映画ネタでは、ちなみにサイーフそっくりさんの左腕に書かれたデーヴァナーガリーは「カリーナー」、右腕がこのアイテムガール「ムンニー」。
ゴロツキのデブ男がモバイル(携帯電話)の着メロにしているのは、もちろんサルマーン主演「Wanted」の「jalwa」。本作の音楽監督であるワジードがプレイバックしている。
サジード-ワジードに発注したフィルミーソングは、ゼロ年代後半に進化し過ぎとなったクラブ系低音爆発でなく、ややノスタルジックなサウンド。
ゼロ年代から早くも進化していると言えるのは、コリオグラファー(振付師)を「ソング・ディレクター」としてクレジットしていること。

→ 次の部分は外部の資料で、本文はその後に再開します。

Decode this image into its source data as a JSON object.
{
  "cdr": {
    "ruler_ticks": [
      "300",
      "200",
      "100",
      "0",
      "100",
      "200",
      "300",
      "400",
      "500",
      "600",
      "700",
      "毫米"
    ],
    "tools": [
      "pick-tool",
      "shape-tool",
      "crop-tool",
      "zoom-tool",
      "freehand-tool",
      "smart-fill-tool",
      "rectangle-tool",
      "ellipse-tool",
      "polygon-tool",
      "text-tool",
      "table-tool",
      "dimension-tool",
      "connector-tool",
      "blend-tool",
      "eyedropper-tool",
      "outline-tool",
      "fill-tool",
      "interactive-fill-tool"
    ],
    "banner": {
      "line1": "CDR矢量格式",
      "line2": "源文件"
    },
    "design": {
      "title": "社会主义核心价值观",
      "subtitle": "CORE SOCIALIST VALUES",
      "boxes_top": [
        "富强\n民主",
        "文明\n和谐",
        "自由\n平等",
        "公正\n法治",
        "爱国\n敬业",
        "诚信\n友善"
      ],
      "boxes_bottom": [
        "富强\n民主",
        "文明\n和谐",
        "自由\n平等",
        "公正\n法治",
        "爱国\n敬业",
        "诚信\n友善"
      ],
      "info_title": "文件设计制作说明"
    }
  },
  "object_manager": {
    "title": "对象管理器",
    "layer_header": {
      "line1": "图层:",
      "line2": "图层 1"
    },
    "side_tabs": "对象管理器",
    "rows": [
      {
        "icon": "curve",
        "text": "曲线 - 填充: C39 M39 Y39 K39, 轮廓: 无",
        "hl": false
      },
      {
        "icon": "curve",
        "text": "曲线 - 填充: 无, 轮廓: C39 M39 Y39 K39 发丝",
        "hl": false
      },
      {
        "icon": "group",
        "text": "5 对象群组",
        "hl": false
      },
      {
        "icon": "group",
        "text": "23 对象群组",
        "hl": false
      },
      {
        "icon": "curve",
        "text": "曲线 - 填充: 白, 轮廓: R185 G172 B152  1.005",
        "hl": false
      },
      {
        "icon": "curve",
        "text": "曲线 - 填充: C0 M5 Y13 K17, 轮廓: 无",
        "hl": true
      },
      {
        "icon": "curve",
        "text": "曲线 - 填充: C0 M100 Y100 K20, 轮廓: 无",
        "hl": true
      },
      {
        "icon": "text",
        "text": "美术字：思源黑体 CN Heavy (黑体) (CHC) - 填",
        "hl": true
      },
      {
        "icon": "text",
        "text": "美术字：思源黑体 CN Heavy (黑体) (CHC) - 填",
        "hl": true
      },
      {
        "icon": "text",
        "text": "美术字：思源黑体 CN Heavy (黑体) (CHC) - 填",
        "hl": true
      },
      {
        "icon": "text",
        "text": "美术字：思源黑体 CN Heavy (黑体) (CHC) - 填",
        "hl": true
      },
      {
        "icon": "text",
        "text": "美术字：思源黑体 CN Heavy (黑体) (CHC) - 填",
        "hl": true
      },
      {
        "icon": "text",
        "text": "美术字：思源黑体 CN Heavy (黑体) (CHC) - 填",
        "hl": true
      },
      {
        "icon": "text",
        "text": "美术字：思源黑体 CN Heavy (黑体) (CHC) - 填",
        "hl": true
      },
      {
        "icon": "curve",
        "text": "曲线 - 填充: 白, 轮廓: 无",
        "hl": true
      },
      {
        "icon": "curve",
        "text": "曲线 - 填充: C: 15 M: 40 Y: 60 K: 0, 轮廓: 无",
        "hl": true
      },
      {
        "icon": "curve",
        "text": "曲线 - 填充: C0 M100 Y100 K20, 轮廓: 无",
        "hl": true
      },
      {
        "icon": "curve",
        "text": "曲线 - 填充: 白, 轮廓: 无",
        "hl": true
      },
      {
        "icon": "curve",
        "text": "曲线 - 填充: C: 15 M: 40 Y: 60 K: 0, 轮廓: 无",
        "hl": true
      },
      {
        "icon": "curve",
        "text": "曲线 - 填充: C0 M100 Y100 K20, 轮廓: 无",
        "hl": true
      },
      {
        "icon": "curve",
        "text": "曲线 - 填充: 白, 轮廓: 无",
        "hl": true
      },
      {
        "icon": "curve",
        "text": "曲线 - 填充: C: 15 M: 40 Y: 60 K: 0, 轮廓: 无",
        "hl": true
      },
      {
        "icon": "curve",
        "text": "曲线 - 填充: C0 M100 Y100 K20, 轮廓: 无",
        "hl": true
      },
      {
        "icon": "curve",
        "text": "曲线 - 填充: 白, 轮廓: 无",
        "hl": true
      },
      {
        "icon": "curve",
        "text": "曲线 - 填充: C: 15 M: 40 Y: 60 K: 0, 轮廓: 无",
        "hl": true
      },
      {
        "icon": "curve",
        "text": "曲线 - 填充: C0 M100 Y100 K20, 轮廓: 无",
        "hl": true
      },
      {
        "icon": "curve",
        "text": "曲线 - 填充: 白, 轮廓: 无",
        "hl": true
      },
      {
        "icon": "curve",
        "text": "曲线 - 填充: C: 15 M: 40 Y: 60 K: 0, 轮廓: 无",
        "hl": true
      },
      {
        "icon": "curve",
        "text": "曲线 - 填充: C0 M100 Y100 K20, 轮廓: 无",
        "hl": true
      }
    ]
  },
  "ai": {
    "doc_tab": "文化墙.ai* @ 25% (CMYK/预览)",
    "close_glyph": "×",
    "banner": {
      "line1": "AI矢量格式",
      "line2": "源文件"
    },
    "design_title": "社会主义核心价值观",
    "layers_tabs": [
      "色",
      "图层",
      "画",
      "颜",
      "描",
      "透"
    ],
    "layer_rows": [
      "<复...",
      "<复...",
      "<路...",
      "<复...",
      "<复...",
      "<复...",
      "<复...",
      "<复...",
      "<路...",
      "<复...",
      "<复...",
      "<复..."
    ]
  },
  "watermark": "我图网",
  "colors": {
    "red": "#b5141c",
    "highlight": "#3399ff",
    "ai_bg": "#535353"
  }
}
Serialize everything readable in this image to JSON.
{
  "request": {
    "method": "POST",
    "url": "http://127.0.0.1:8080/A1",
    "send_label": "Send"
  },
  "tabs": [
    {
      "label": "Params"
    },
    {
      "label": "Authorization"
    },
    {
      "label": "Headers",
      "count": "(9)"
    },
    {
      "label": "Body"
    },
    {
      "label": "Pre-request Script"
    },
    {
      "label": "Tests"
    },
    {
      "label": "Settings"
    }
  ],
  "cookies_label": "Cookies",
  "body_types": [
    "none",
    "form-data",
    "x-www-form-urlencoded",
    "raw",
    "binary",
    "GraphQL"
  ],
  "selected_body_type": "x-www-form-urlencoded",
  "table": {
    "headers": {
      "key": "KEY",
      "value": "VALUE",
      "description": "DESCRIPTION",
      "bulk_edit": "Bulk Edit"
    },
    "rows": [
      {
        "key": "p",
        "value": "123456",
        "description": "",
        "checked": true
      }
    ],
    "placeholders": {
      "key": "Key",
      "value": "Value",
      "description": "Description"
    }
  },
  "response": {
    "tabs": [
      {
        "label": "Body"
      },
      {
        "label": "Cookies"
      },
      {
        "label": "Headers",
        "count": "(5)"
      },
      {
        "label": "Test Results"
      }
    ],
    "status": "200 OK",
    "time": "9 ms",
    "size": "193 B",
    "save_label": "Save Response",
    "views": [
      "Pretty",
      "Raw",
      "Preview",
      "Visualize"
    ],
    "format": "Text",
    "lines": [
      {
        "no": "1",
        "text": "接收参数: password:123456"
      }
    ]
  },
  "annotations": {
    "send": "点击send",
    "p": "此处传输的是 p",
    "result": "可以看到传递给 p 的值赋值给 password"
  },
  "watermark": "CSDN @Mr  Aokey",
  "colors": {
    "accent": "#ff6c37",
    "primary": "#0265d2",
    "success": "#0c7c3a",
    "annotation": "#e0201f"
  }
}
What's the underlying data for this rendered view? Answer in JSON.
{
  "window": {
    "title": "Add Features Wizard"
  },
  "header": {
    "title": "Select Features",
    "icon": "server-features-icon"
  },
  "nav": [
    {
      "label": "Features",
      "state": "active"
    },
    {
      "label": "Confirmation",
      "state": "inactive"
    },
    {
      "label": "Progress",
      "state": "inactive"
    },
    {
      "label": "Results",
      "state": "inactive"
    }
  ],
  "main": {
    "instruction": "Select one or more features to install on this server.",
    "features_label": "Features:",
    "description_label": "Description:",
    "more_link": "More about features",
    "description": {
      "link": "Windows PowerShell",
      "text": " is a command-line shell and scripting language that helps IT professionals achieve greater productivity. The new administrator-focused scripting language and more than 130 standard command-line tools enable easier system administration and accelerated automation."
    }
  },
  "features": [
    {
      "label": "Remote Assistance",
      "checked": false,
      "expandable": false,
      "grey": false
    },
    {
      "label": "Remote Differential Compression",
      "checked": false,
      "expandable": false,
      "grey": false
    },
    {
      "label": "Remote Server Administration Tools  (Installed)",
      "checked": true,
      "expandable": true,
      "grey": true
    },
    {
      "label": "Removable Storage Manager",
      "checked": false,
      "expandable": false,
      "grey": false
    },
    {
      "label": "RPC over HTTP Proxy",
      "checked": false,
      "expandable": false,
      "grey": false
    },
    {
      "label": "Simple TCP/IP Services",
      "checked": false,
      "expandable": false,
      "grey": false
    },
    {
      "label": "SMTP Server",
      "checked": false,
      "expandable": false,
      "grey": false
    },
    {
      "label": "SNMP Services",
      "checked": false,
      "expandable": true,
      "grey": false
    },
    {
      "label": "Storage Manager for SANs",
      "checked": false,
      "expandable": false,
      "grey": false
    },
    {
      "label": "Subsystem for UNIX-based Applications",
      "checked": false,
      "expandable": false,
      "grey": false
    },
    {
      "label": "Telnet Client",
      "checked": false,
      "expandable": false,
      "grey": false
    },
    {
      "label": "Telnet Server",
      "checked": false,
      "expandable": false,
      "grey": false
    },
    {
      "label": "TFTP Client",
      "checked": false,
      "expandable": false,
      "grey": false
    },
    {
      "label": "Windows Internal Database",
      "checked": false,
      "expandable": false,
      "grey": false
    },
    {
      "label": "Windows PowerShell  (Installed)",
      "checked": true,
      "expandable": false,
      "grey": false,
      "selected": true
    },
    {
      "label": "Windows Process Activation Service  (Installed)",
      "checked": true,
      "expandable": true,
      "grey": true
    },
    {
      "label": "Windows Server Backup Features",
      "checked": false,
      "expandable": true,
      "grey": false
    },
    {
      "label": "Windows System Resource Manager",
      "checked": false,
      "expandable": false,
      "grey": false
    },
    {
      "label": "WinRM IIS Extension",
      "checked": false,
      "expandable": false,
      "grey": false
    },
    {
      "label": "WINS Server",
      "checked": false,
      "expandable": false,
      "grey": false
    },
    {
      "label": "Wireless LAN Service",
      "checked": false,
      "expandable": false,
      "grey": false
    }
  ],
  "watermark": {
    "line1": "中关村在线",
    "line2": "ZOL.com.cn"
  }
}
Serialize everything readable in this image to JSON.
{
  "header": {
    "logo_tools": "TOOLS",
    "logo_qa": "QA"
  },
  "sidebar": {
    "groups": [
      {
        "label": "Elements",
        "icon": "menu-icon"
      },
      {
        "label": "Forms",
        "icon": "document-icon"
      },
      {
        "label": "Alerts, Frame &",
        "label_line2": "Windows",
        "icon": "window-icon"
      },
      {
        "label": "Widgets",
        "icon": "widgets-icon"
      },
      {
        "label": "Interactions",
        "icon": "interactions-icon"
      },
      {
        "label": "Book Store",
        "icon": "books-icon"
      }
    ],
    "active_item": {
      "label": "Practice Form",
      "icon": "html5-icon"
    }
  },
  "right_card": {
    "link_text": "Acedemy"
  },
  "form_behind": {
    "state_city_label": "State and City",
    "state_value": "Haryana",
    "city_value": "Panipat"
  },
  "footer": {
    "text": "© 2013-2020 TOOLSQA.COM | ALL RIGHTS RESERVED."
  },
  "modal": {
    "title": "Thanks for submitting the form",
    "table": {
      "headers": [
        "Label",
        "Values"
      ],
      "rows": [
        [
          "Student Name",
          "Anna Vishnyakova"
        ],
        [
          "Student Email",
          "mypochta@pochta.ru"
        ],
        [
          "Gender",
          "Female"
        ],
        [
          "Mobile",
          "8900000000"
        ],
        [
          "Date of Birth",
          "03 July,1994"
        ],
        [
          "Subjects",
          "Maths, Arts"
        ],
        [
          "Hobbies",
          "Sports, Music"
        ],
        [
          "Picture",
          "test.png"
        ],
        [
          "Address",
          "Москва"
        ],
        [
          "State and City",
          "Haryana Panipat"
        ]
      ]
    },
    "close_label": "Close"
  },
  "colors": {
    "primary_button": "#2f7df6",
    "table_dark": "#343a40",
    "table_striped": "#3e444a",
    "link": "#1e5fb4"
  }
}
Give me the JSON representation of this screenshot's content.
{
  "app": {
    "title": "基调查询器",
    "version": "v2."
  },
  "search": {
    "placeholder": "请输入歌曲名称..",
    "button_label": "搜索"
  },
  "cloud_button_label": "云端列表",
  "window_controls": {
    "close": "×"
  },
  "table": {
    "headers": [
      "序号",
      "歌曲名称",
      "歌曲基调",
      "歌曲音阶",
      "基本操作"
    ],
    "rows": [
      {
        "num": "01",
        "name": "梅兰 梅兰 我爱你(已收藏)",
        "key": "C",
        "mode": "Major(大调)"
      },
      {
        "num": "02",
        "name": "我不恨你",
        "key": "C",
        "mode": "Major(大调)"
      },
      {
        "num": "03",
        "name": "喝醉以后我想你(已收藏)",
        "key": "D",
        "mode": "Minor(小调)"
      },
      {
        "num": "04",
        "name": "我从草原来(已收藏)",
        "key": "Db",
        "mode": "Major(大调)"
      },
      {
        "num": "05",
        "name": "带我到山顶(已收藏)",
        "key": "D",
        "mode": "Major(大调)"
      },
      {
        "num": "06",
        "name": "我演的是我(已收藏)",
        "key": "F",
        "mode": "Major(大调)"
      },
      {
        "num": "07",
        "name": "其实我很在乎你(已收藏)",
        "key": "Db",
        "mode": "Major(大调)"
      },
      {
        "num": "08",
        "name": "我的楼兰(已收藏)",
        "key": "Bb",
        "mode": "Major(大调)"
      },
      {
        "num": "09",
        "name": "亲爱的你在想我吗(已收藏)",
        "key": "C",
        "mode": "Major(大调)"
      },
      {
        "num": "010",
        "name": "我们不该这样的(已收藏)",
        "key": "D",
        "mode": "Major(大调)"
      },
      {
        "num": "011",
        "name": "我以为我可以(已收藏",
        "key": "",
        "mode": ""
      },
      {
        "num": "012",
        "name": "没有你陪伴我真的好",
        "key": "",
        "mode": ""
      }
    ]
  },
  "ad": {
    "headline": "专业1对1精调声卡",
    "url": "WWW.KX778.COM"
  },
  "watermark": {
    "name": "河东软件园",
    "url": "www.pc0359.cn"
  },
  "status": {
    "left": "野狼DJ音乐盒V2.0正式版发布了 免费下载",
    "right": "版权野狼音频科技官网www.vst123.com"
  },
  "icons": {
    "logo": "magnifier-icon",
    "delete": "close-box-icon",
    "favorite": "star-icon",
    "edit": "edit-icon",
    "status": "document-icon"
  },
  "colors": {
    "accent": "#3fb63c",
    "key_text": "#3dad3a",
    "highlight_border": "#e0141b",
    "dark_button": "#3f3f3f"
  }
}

その中でもアイテム・ソングに、「DDLJ」(1995)などで知られ「Fanaa(入滅)」(2006)でコンビを解消した音楽監督デュオ、ジャティン-ラリットのラリット・パンディットとソング・ディレクターにファラー・カーンをフィーチャル。

(c) Shri Ashtavinayak Cine Visions, 2010
ダンス・シーンでのサルマーンは例によって微妙にバックダンサーとずれてはいる。しかし、「Raavan」のテルグ版でのヴィクラムのようにバックダンサーとぴったり合い過ぎてしまうとかえって群舞に埋没してしまうが、この微妙にずれてることにより主役が浮き上がって見えるのは<3D効果>と言えようか。
恋に浮かれたサルマーンが通りでひとり踊り出し、通りがかりの人々が嘲笑するも、間もなく彼らも一緒に踊り出す。
日本では「すぐに踊り出す」となにかと拒否反応が示されるインド映画のミュージカル・シーンだが、これを見ると現代日本人は他人とのコミュニケーションを恐れているようにも思える。